NOW here's an interesting item. Next Monday members of the Scottish
Chamber Orchestra will be giving a concert in St Mary's Episcopal
Cathedral in Glasgow's Great Western Road.
The concert will be conducted by James MacMillan, and will have a
political-religious theme. It will focus, through two of MacMillan's own
works, on injustice in Latin America. In 1986, immediately following a
helicopter attack by El Salvadorean forces on a small village, the local
priest initiated an improvised ritual of exorcism to bring the villagers
out of shock.
The Exorcism of Rio Sumpul, an instrumental piece -- now widely
performed and commercially recorded -- was composed by MacMillan in
response to the incident. Even more graphic is his music theatre work,
Busqueda, which uses the words of the Mothers of the Disappeared of
Argentina, interspersed with settings of the Ordinary of the Latin Mass.
Requiring an instrumental ensemble, a speaking chorus of eight actors,
another chorus of three sopranos, and a narrator, Busqueda will occupy
the second half of the programme. Narrator for this performance will be
the actress Diana Quick, who recently gave a reportedly moving account
of the work with the Philharmonia in London.
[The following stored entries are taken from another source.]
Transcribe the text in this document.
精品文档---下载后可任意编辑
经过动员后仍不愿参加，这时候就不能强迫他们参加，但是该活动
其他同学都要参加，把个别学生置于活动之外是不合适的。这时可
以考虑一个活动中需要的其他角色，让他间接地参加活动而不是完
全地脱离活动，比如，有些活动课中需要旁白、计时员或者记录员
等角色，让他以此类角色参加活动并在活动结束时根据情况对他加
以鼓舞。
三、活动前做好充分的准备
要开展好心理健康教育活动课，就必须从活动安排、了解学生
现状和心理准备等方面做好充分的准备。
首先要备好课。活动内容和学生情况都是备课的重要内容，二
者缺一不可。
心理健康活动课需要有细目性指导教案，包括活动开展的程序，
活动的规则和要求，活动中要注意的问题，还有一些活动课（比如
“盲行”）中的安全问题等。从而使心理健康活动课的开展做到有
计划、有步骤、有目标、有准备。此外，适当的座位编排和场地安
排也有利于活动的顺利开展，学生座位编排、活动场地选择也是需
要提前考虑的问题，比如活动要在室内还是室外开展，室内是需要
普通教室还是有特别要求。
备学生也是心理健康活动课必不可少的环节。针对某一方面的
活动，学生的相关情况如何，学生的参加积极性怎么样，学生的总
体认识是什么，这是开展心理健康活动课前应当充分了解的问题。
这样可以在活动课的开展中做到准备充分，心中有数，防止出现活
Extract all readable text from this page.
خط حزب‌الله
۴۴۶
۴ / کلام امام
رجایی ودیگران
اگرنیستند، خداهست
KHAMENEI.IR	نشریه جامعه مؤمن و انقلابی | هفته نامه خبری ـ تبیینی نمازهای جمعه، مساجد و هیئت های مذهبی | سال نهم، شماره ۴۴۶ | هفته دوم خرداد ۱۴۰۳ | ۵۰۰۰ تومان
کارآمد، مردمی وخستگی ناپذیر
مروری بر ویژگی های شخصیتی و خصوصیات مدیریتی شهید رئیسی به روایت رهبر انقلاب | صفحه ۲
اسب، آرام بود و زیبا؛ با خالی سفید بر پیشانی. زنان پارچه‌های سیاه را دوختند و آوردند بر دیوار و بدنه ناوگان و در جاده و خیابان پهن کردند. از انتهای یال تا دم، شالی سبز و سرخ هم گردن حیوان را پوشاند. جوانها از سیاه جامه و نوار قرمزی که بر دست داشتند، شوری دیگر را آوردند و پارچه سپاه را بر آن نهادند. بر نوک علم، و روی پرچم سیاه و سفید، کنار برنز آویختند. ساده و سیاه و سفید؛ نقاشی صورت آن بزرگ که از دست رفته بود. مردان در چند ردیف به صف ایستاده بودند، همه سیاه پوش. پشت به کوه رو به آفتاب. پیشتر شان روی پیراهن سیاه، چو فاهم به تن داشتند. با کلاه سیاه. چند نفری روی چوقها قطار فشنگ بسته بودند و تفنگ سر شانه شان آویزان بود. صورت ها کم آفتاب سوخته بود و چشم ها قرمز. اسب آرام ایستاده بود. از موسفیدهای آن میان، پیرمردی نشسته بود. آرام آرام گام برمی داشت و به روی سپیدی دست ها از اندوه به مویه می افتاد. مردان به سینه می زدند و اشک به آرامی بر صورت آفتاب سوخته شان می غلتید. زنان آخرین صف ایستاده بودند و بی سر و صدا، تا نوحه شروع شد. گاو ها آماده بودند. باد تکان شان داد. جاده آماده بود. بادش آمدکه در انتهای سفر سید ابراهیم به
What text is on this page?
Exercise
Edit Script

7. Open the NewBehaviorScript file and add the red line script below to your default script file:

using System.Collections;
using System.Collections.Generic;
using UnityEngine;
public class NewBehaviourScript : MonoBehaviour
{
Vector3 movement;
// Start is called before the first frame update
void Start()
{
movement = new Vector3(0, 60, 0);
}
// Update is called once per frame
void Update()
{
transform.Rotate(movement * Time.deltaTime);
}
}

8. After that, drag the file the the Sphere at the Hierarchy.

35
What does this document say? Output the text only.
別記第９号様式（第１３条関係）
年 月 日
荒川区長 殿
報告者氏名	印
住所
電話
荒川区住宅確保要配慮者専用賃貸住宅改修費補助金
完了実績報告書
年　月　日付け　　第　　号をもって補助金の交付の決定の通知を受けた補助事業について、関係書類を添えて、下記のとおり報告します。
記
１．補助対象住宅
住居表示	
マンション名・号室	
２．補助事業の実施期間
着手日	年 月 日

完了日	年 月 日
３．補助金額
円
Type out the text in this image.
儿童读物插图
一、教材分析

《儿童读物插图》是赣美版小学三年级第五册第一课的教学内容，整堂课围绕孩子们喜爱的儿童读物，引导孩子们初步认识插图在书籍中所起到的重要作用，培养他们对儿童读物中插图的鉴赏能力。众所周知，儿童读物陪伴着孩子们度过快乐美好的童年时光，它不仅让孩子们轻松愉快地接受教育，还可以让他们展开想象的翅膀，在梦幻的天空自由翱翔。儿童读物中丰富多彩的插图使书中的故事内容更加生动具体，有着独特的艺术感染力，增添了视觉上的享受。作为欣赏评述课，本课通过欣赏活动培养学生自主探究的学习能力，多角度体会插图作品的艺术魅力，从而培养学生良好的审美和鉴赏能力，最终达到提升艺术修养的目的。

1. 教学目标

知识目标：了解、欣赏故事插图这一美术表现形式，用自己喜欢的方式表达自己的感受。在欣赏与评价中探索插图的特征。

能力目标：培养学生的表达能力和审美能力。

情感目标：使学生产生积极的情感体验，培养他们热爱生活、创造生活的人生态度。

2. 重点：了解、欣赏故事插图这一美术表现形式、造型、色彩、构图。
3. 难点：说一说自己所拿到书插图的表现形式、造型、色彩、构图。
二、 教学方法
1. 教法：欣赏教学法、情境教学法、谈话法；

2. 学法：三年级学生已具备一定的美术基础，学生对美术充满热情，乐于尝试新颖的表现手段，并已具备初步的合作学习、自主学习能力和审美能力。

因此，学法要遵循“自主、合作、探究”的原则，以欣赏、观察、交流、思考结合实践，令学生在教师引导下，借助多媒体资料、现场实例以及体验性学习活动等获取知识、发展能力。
The programme, presented by SCIAF (Scottish Catholic Internat-
ional Aid Fund) also includes two American works: Charles Ives's The
Unanswered Question and John Adams's Christian Zeal Activity.
The concert begins at 8pm, and tickets are #8.
A footnote (fresh from the mint): it has not yet been formally
announced, but Busqueda has just been taken on by Wiesbaden State Opera,
who intend to produce it as a short opera next March, and have invited
MacMillan to Germany to be composer-in-residence for the production.